Ancora prima di entrare nel vivo della realizzazione del documentario (un paio di anni fa circa), la maniera di raccontare le sue interlocutrici è stata sin da subito un tema ben chiaro, intendendo scardinare l’immaginario che descrive le persone nere nel cinema e in altri ambiti, spesso sbagliato e che «corrobora una narrazione distorta. Ho quindi cercato un modo di combatterlo, contribuendo alla creazione di un’altra rappresentazione lasciando parlare le persone per sé stesse».

Tuttavia, non c’è una ricetta che ciascuna donna può seguire e il cammino di autodeterminazione non si conclude per forza con una conquista, anzi c’è chi rimane ingabbiata per tutta la vita negli stereotipi. E il documentario si propone di raccontare anche queste sfaccettature.

Fenomeno radicato

«Il razzismo strutturale è difficile da definire precisamente, perché ha diverse forme più o meno esplicite. Ma come denota l’aggettivo, si capisce che è parte del sistema e viene espresso in diversi ambiti: dalla scuola, al settore sanitario, passando per quello professionale» e non sempre è facile riconoscerlo, tanto alcuni cliché sono normalizzati, ma «questo fenomeno rende la vita difficile ed è dannoso per tutta la società».

Al di sotto della patina idilliaca (senza nulla togliere a quanto di buono il nostro Paese ha), si (ri)scopre una Svizzera in cui il razzismo sistemico è ancora oggi serpeggiante; nonostante certe figure sostengano il contrario, definendolo una "manipolazione della realtà". Nel 2018, un deputato leghista in Consiglio nazionale aveva depositato la mozione, poi prescritta, ‘Abolire la Commissione federale contro il razzismo’ (da cui si trae il virgolettato appena citato), perché il fenomeno non sarebbe attecchito nel nostro Paese. Andando oltre gli esponenti di destra, un altro fatto significativo è l’entrata in vigore della norma che permette di punire l’istigazione al razzismo, la discriminazione razziale e la negazione dei genocidi (l’articolo 261bis del Codice penale svizzero, per fare i fiscali) che data del 1995, una legge relativamente giovane che «dovrebbe aiutare la lotta al razzismo, ma di fatto non lo fa, perché la sua applicazione è molto macchinosa», postilla M’Bon.

La giornalista riconosce che alcuni passi in avanti siano stati fatti, «in particolare a livello di società civile, manca però ancora un impegno più incisivo della politica». Conclude ritenendo che il suo film possa agire «come uno strumento di sensibilizzazione e dialogo. Perché il dialogo è essenziale e fa la differenza».

Postilla

Di primo acchito, masticando un po’ di francese e leggendo il titolo del documentario salta subito all’occhio l’errore grammaticale: ‘Je suis noires’ è sbagliato. (Fughiamo subito i dubbi, non ha a che fare con gli slogan ‘Je suis…’). Ma lo sbaglio è voluto ed esprime, chiarisce Rachel, le dimensioni individuale e collettiva.

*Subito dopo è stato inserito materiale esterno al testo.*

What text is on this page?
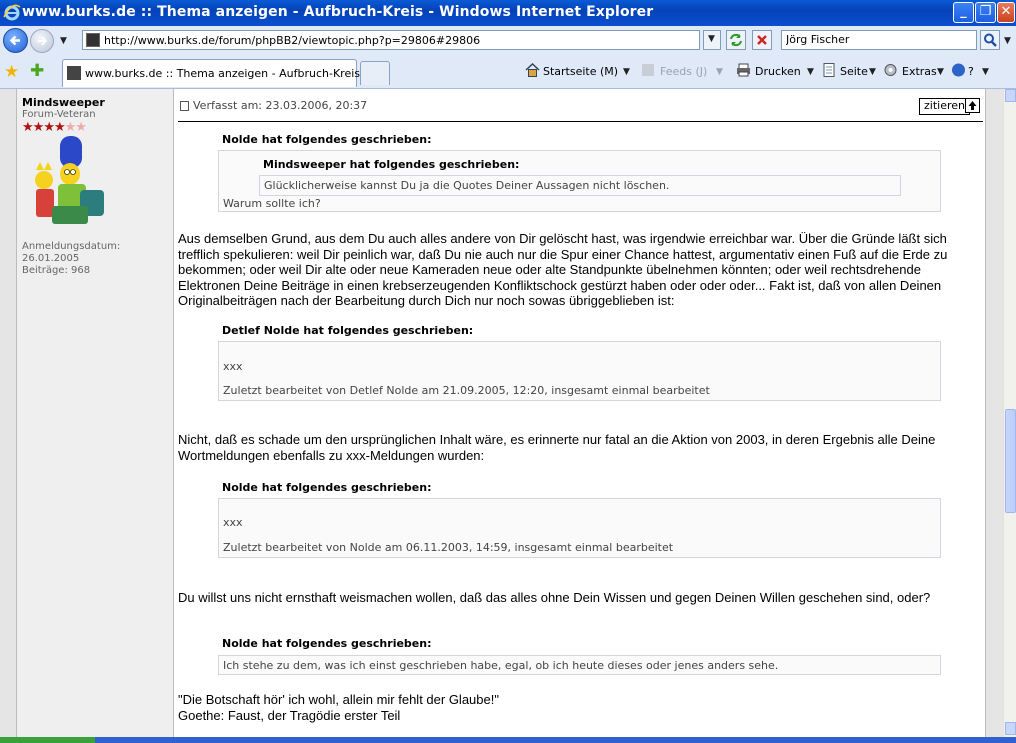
www.burks.de :: Thema anzeigen - Aufbruch-Kreis - Windows Internet Explorer	_ ❐ ✕
▼	http://www.burks.de/forum/phpBB2/viewtopic.php?p=29806#29806	▼
Jörg Fischer	▼
★ ✚	www.burks.de :: Thema anzeigen - Aufbruch-Kreis	Startseite (M) ▼	Feeds (J) ▼	Drucken ▼ Seite ▼ Extras ▼ ? ▼
Mindsweeper
Forum-Veteran
★★★★★★
Anmeldungsdatum:
26.01.2005
Beiträge: 968
Verfasst am: 23.03.2006, 20:37	zitieren
Nolde hat folgendes geschrieben:
Mindsweeper hat folgendes geschrieben:
Glücklicherweise kannst Du ja die Quotes Deiner Aussagen nicht löschen.
Warum sollte ich?
Aus demselben Grund, aus dem Du auch alles andere von Dir gelöscht hast, was irgendwie erreichbar war. Über die Gründe läßt sich trefflich spekulieren: weil Dir peinlich war, daß Du nie auch nur die Spur einer Chance hattest, argumentativ einen Fuß auf die Erde zu bekommen; oder weil Dir alte oder neue Kameraden neue oder alte Standpunkte übelnehmen könnten; oder weil rechtsdrehende Elektronen Deine Beiträge in einen krebserzeugenden Konfliktschock gestürzt haben oder oder oder... Fakt ist, daß von allen Deinen Originalbeiträgen nach der Bearbeitung durch Dich nur noch sowas übriggeblieben ist:
Detlef Nolde hat folgendes geschrieben:
xxx
Zuletzt bearbeitet von Detlef Nolde am 21.09.2005, 12:20, insgesamt einmal bearbeitet
Nicht, daß es schade um den ursprünglichen Inhalt wäre, es erinnerte nur fatal an die Aktion von 2003, in deren Ergebnis alle Deine Wortmeldungen ebenfalls zu xxx-Meldungen wurden:
Nolde hat folgendes geschrieben:
xxx
Zuletzt bearbeitet von Nolde am 06.11.2003, 14:59, insgesamt einmal bearbeitet
Du willst uns nicht ernsthaft weismachen wollen, daß das alles ohne Dein Wissen und gegen Deinen Willen geschehen sind, oder?
Nolde hat folgendes geschrieben:
Ich stehe zu dem, was ich einst geschrieben habe, egal, ob ich heute dieses oder jenes anders sehe.
"Die Botschaft hör' ich wohl, allein mir fehlt der Glaube!"
Goethe: Faust, der Tragödie erster Teil
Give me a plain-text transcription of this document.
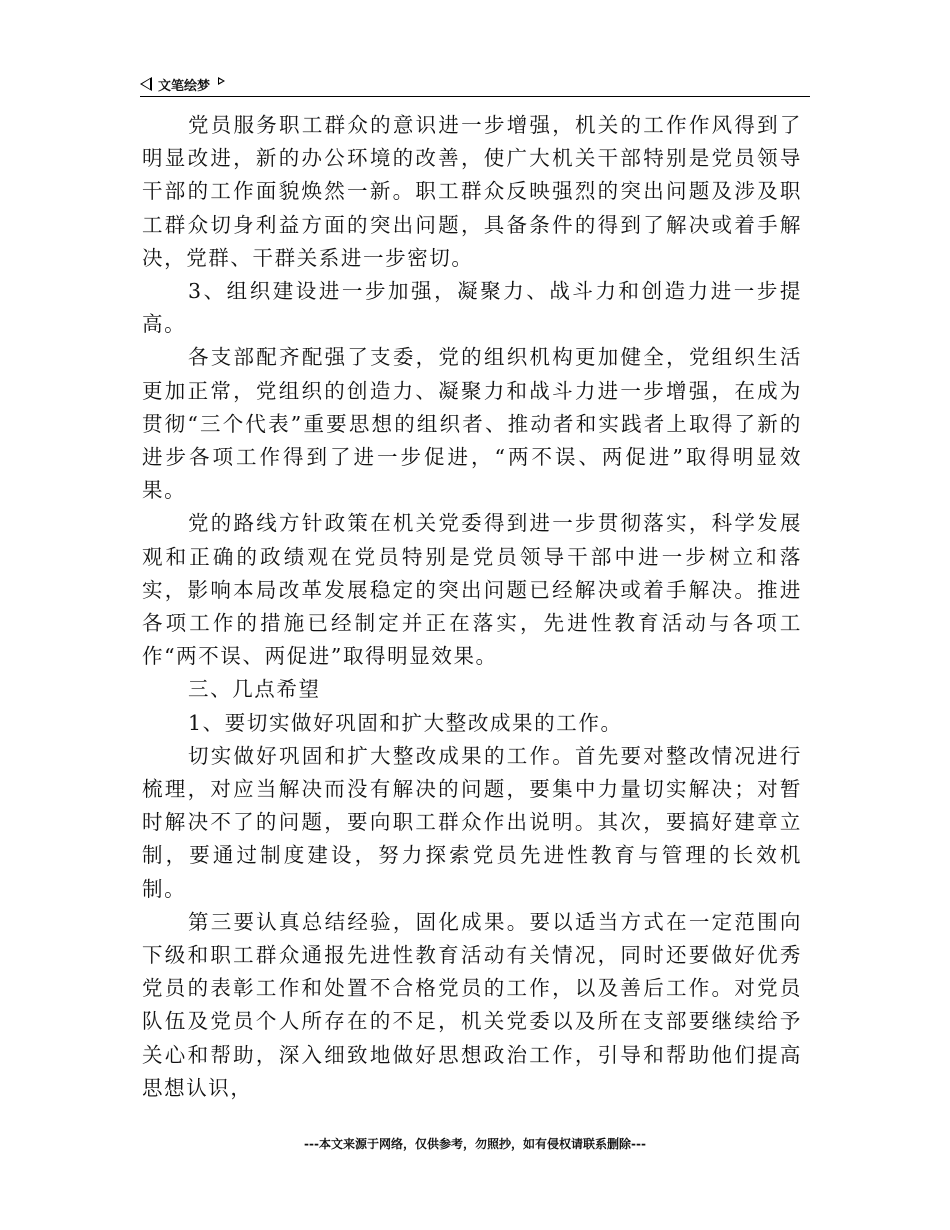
文笔绘梦

党员服务职工群众的意识进一步增强，机关的工作作风得到了明显改进，新的办公环境的改善，使广大机关干部特别是党员领导干部的工作面貌焕然一新。职工群众反映强烈的突出问题及涉及职工群众切身利益方面的突出问题，具备条件的得到了解决或着手解决，党群、干群关系进一步密切。

3、组织建设进一步加强，凝聚力、战斗力和创造力进一步提高。

各支部配齐配强了支委，党的组织机构更加健全，党组织生活更加正常，党组织的创造力、凝聚力和战斗力进一步增强，在成为贯彻“三个代表”重要思想的组织者、推动者和实践者上取得了新的进步各项工作得到了进一步促进，“两不误、两促进”取得明显效果。

党的路线方针政策在机关党委得到进一步贯彻落实，科学发展观和正确的政绩观在党员特别是党员领导干部中进一步树立和落实，影响本局改革发展稳定的突出问题已经解决或着手解决。推进各项工作的措施已经制定并正在落实，先进性教育活动与各项工作“两不误、两促进”取得明显效果。

三、几点希望

1、要切实做好巩固和扩大整改成果的工作。

切实做好巩固和扩大整改成果的工作。首先要对整改情况进行梳理，对应当解决而没有解决的问题，要集中力量切实解决；对暂时解决不了的问题，要向职工群众作出说明。其次，要搞好建章立制，要通过制度建设，努力探索党员先进性教育与管理的长效机制。

第三要认真总结经验，固化成果。要以适当方式在一定范围向下级和职工群众通报先进性教育活动有关情况，同时还要做好优秀党员的表彰工作和处置不合格党员的工作，以及善后工作。对党员队伍及党员个人所存在的不足，机关党委以及所在支部要继续给予关心和帮助，深入细致地做好思想政治工作，引导和帮助他们提高思想认识，

---本文来源于网络，仅供参考，勿照抄，如有侵权请联系删除---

Bazzicando ancora nell’ambito linguistico – molto viscoso per la giornalista che, battuta dopo battuta, incorre nel pericolo di cadere nell’offesa –, non possiamo non sottolineare quanto sia una questione centrale nella reiterazione di un immaginario stereotipato, che partecipa alla già citata narrazione distorta. Insomma le parole sono un potente mezzo di discriminazione (più o meno consapevolmente). Ma non si scrive nulla di nuovo. A tal proposito, «personalmente trovo molto fastidiosa e ipocrita l’espressione ‘gente di colore’: che cosa vuol dire? Non si dice (o scrive) "nero" perché magari è razzista, ma razzista è lo sguardo. Dire "nero" è dire la realtà, perché è così che siamo considerati».